The security game is a basic model for resource allocation in adversarial environments. Here there are two players, a defender and an attacker. The defender wants to allocate her limited resources to defend critical targets and the attacker seeks his most favorable target to attack. In the past decade, there has been a surge of research interest in analyzing and solving security games that are motivated by applications from various domains. Remarkably, these models and their game-theoretic solutions have led to real-world deployments in use by major security agencies like the LAX airport, the US Coast Guard and Federal Air Marshal Service, as well as non-governmental organizations. Among all these research and applications, equilibrium computation serves as a foundation. This paper examines security games from a theoretical perspective and provides a unified view of various security game models.
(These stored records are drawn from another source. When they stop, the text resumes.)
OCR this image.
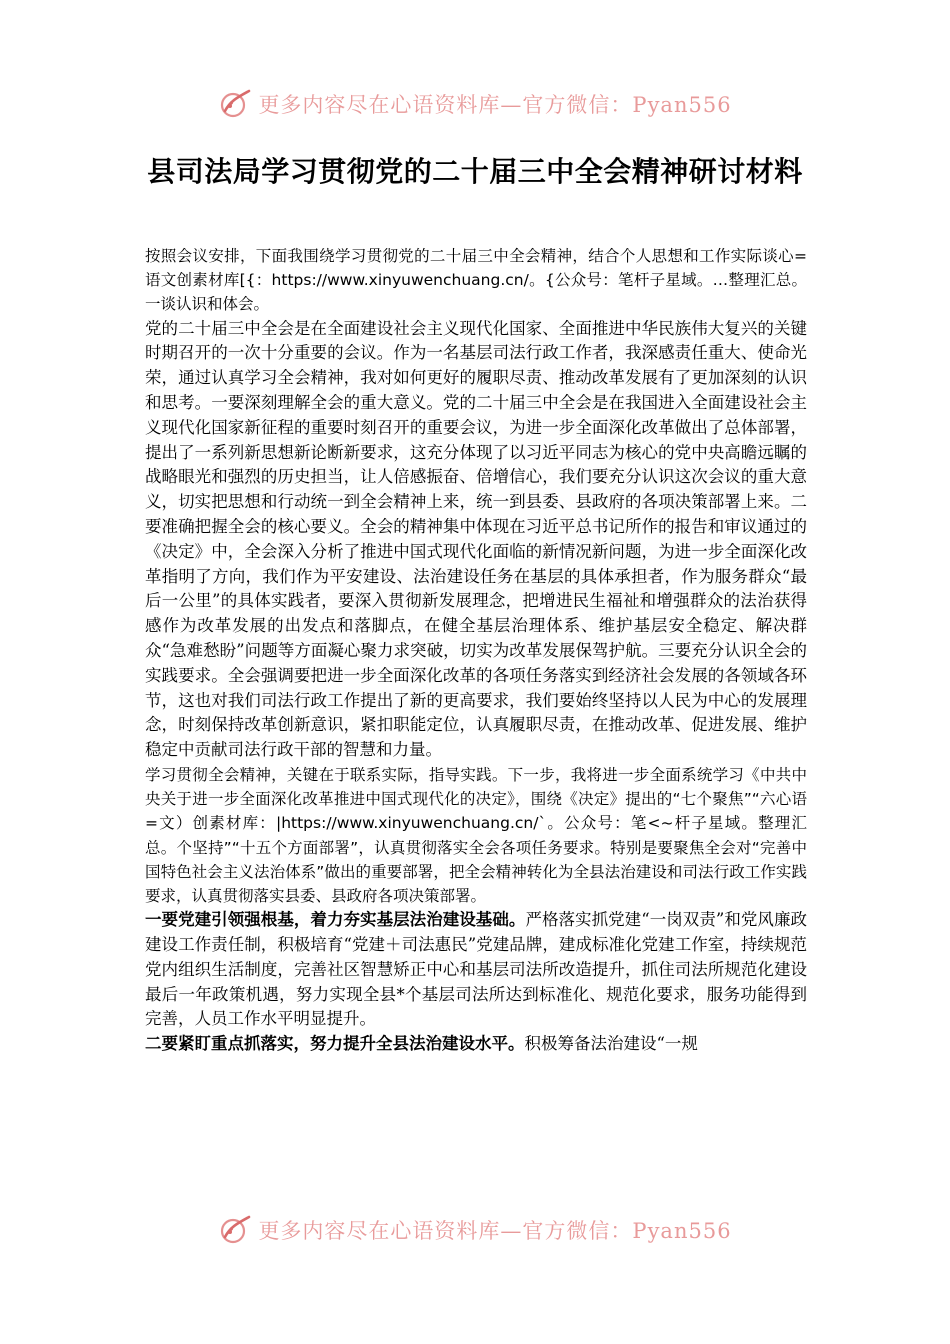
更多内容尽在心语资料库—官方微信：Pyan556
县司法局学习贯彻党的二十届三中全会精神研讨材料

按照会议安排，下面我围绕学习贯彻党的二十届三中全会精神，结合个人思想和工作实际谈心=语文创素材库[{：https://www.xinyuwenchuang.cn/。{公众号：笔杆子星域。…整理汇总。一谈认识和体会。

党的二十届三中全会是在全面建设社会主义现代化国家、全面推进中华民族伟大复兴的关键时期召开的一次十分重要的会议。作为一名基层司法行政工作者，我深感责任重大、使命光荣，通过认真学习全会精神，我对如何更好的履职尽责、推动改革发展有了更加深刻的认识和思考。一要深刻理解全会的重大意义。党的二十届三中全会是在我国进入全面建设社会主义现代化国家新征程的重要时刻召开的重要会议，为进一步全面深化改革做出了总体部署，提出了一系列新思想新论断新要求，这充分体现了以习近平同志为核心的党中央高瞻远瞩的战略眼光和强烈的历史担当，让人倍感振奋、倍增信心，我们要充分认识这次会议的重大意义，切实把思想和行动统一到全会精神上来，统一到县委、县政府的各项决策部署上来。二要准确把握全会的核心要义。全会的精神集中体现在习近平总书记所作的报告和审议通过的《决定》中，全会深入分析了推进中国式现代化面临的新情况新问题，为进一步全面深化改革指明了方向，我们作为平安建设、法治建设任务在基层的具体承担者，作为服务群众“最后一公里”的具体实践者，要深入贯彻新发展理念，把增进民生福祉和增强群众的法治获得感作为改革发展的出发点和落脚点，在健全基层治理体系、维护基层安全稳定、解决群众“急难愁盼”问题等方面凝心聚力求突破，切实为改革发展保驾护航。三要充分认识全会的实践要求。全会强调要把进一步全面深化改革的各项任务落实到经济社会发展的各领域各环节，这也对我们司法行政工作提出了新的更高要求，我们要始终坚持以人民为中心的发展理念，时刻保持改革创新意识，紧扣职能定位，认真履职尽责，在推动改革、促进发展、维护稳定中贡献司法行政干部的智慧和力量。

学习贯彻全会精神，关键在于联系实际，指导实践。下一步，我将进一步全面系统学习《中共中央关于进一步全面深化改革推进中国式现代化的决定》，围绕《决定》提出的“七个聚焦”“六心语=文）创素材库：|https://www.xinyuwenchuang.cn/`。公众号：笔<~杆子星域。整理汇总。个坚持”“十五个方面部署”，认真贯彻落实全会各项任务要求。特别是要聚焦全会对“完善中国特色社会主义法治体系”做出的重要部署，把全会精神转化为全县法治建设和司法行政工作实践要求，认真贯彻落实县委、县政府各项决策部署。

一要党建引领强根基，着力夯实基层法治建设基础。严格落实抓党建“一岗双责”和党风廉政建设工作责任制，积极培育“党建＋司法惠民”党建品牌，建成标准化党建工作室，持续规范党内组织生活制度，完善社区智慧矫正中心和基层司法所改造提升，抓住司法所规范化建设最后一年政策机遇，努力实现全县*个基层司法所达到标准化、规范化要求，服务功能得到完善，人员工作水平明显提升。

二要紧盯重点抓落实，努力提升全县法治建设水平。积极筹备法治建设“一规

更多内容尽在心语资料库—官方微信：Pyan556
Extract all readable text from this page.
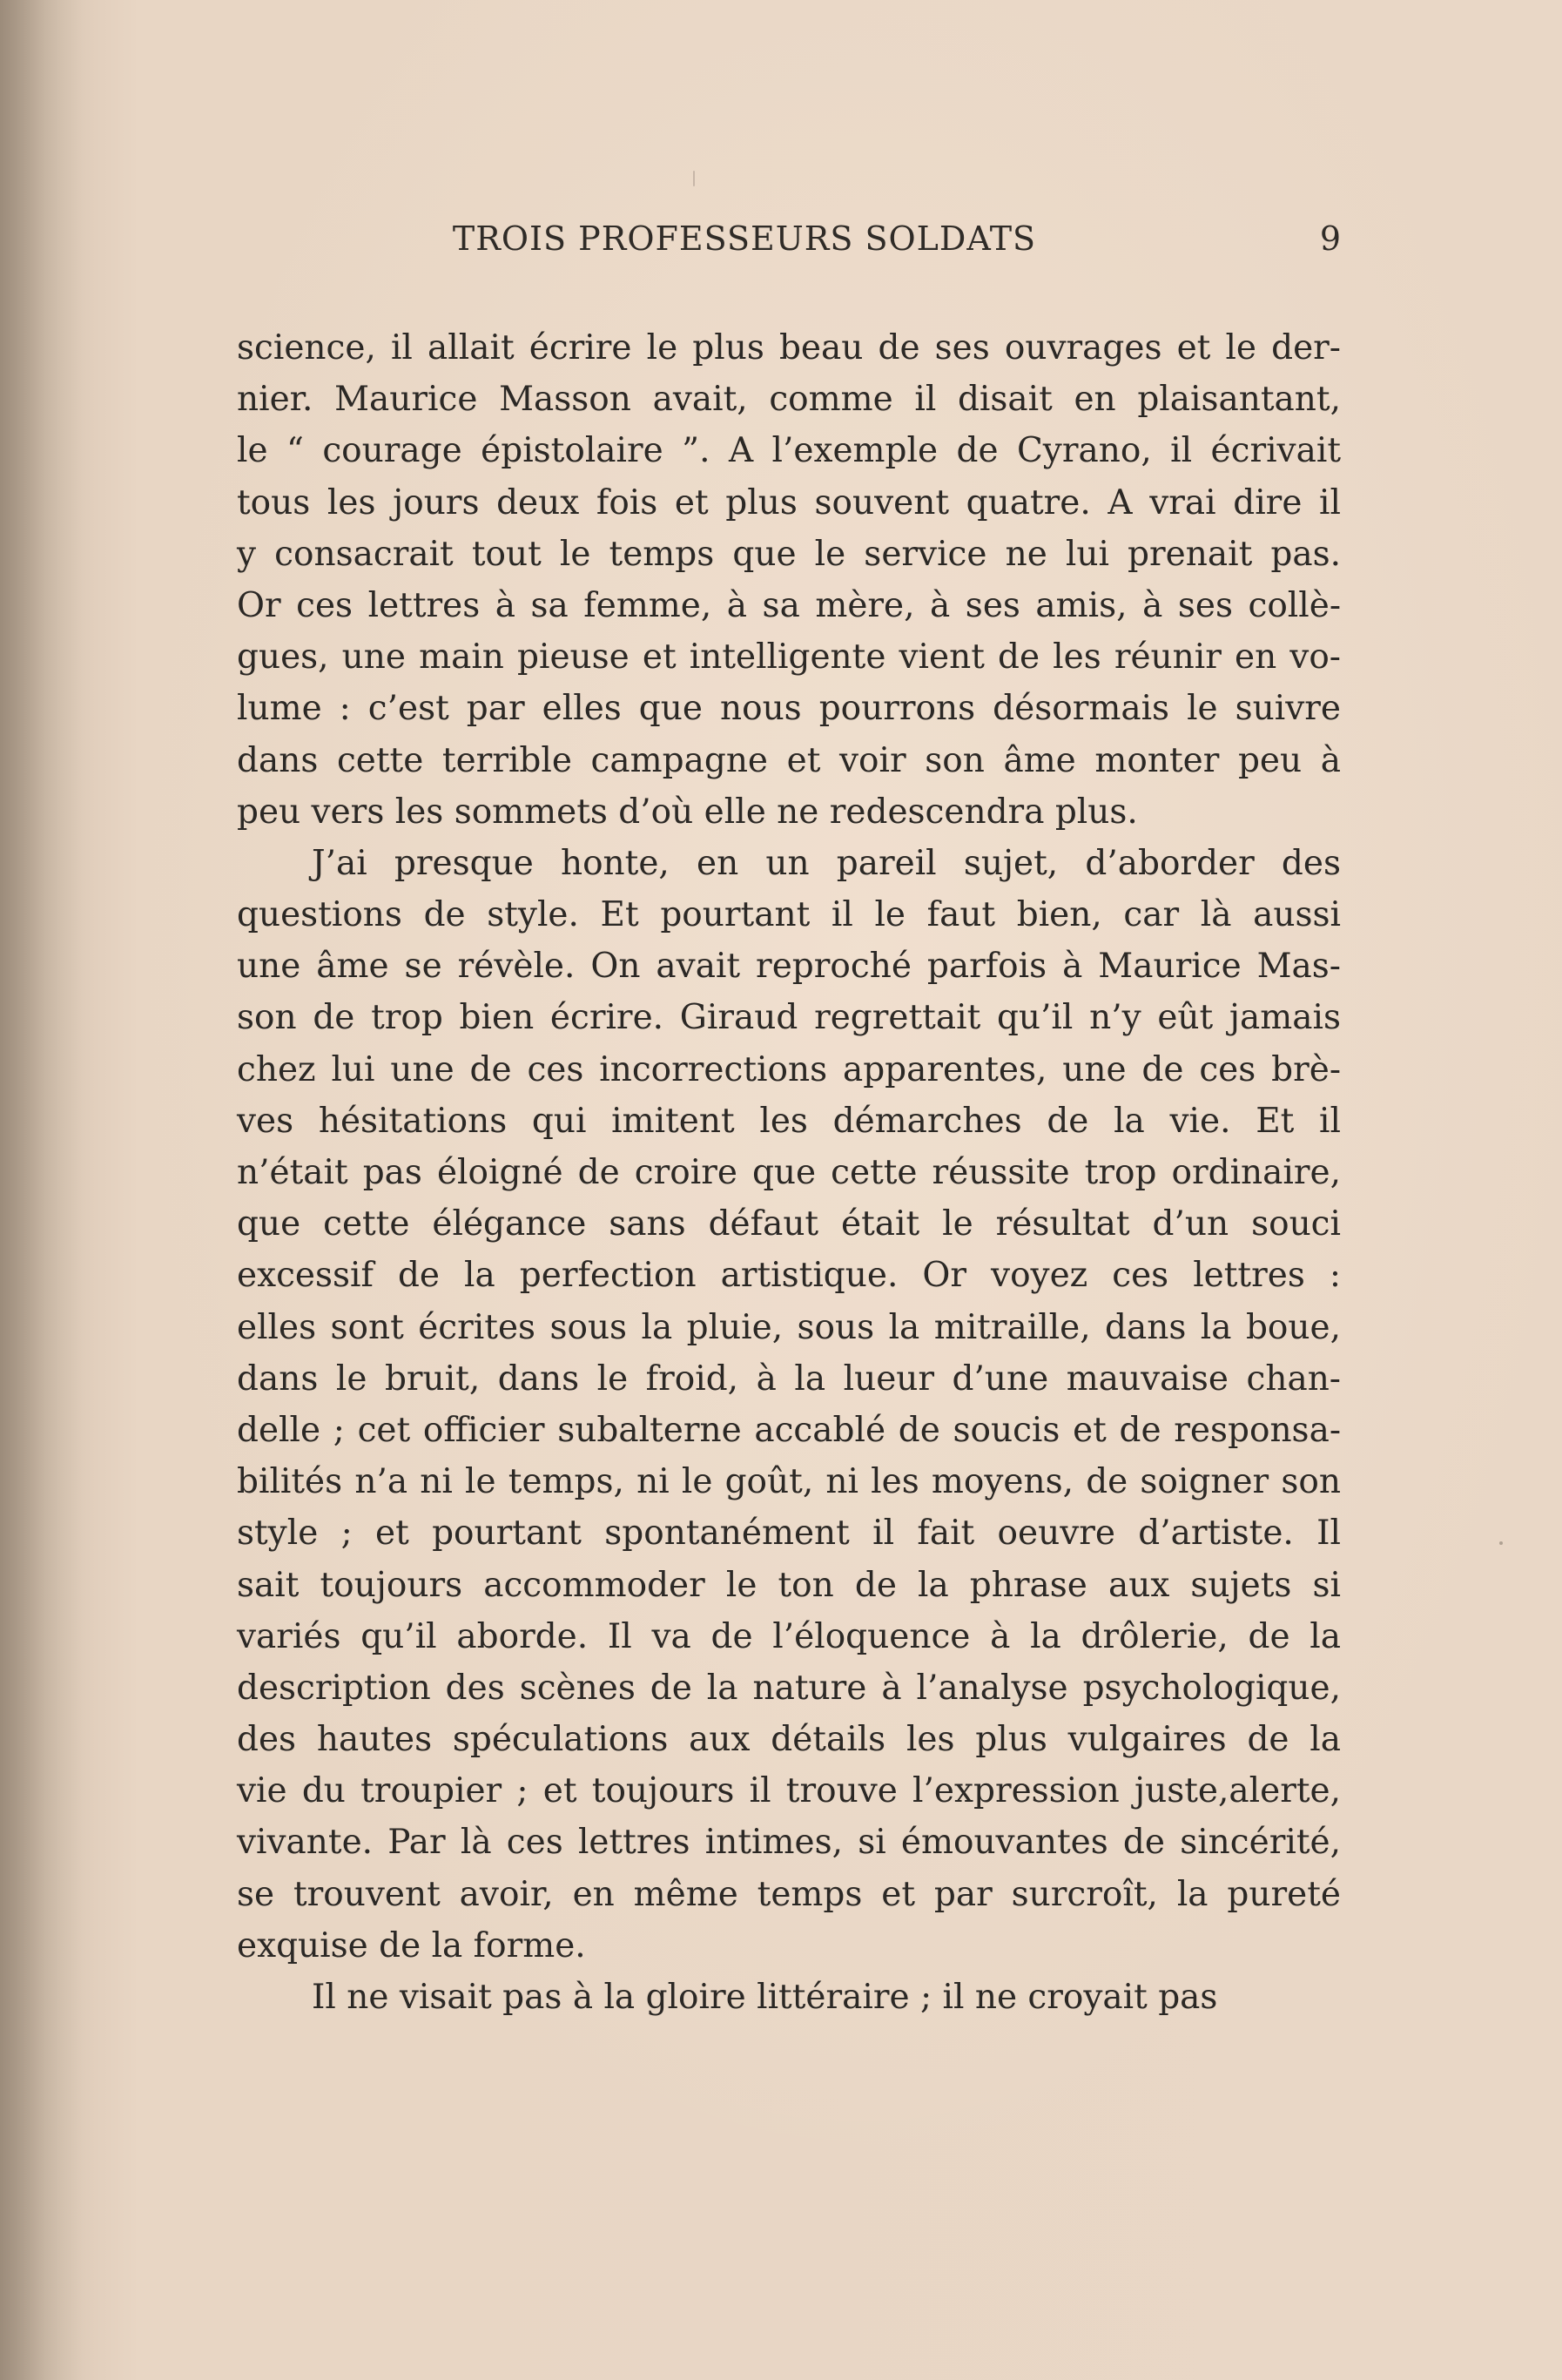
TROIS PROFESSEURS SOLDATS	9
science, il allait écrire le plus beau de ses ouvrages et le der-
nier. Maurice Masson avait, comme il disait en plaisantant,
le “ courage épistolaire ”. A l’exemple de Cyrano, il écrivait
tous les jours deux fois et plus souvent quatre. A vrai dire il
y consacrait tout le temps que le service ne lui prenait pas.
Or ces lettres à sa femme, à sa mère, à ses amis, à ses collè-
gues, une main pieuse et intelligente vient de les réunir en vo-
lume : c’est par elles que nous pourrons désormais le suivre
dans cette terrible campagne et voir son âme monter peu à
peu vers les sommets d’où elle ne redescendra plus.
J’ai presque honte, en un pareil sujet, d’aborder des
questions de style. Et pourtant il le faut bien, car là aussi
une âme se révèle. On avait reproché parfois à Maurice Mas-
son de trop bien écrire. Giraud regrettait qu’il n’y eût jamais
chez lui une de ces incorrections apparentes, une de ces brè-
ves hésitations qui imitent les démarches de la vie. Et il
n’était pas éloigné de croire que cette réussite trop ordinaire,
que cette élégance sans défaut était le résultat d’un souci
excessif de la perfection artistique. Or voyez ces lettres :
elles sont écrites sous la pluie, sous la mitraille, dans la boue,
dans le bruit, dans le froid, à la lueur d’une mauvaise chan-
delle ; cet officier subalterne accablé de soucis et de responsa-
bilités n’a ni le temps, ni le goût, ni les moyens, de soigner son
style ; et pourtant spontanément il fait oeuvre d’artiste. Il
sait toujours accommoder le ton de la phrase aux sujets si
variés qu’il aborde. Il va de l’éloquence à la drôlerie, de la
description des scènes de la nature à l’analyse psychologique,
des hautes spéculations aux détails les plus vulgaires de la
vie du troupier ; et toujours il trouve l’expression juste,alerte,
vivante. Par là ces lettres intimes, si émouvantes de sincérité,
se trouvent avoir, en même temps et par surcroît, la pureté
exquise de la forme.
Il ne visait pas à la gloire littéraire ; il ne croyait pas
In particular, each security game can be characterized by a set system E which consists of the defender’s pure strategies; The defender’s best response problem can be viewed as a combinatorial optimization problem over E. Our framework captures most of the basic security game models in the literature, including all the deployed systems; The set system E arising from various domains encodes standard combinatorial problems like bipartite matching, maximum coverage, min-cost flow, packing problems, etc. Our main result shows that equilibrium computation in security games is essentially a combinatorial problem. In particular, we prove that, for any set system E, the following problems can be reduced to each other in polynomial time: (0) combinatorial optimization over E; (1) computing the minimax equilibrium for zero-sum security games over E; (2) computing the strong Stackelberg equilibrium for security games over E; (3) computing the best or worst (for the defender) Nash equilibrium for security games over E. Therefore, the hardness [polynomial solvability] of any of these problems implies the hardness [polynomial solvability] of all the others. Here, by “games over E” we mean the class of security games with arbitrary payoff structures, but a fixed set E of defender pure strategies. This shows that the complexity of a security game is essentially determined by the set system E. We view drawing these connections as an important conceptual contribution of this paper.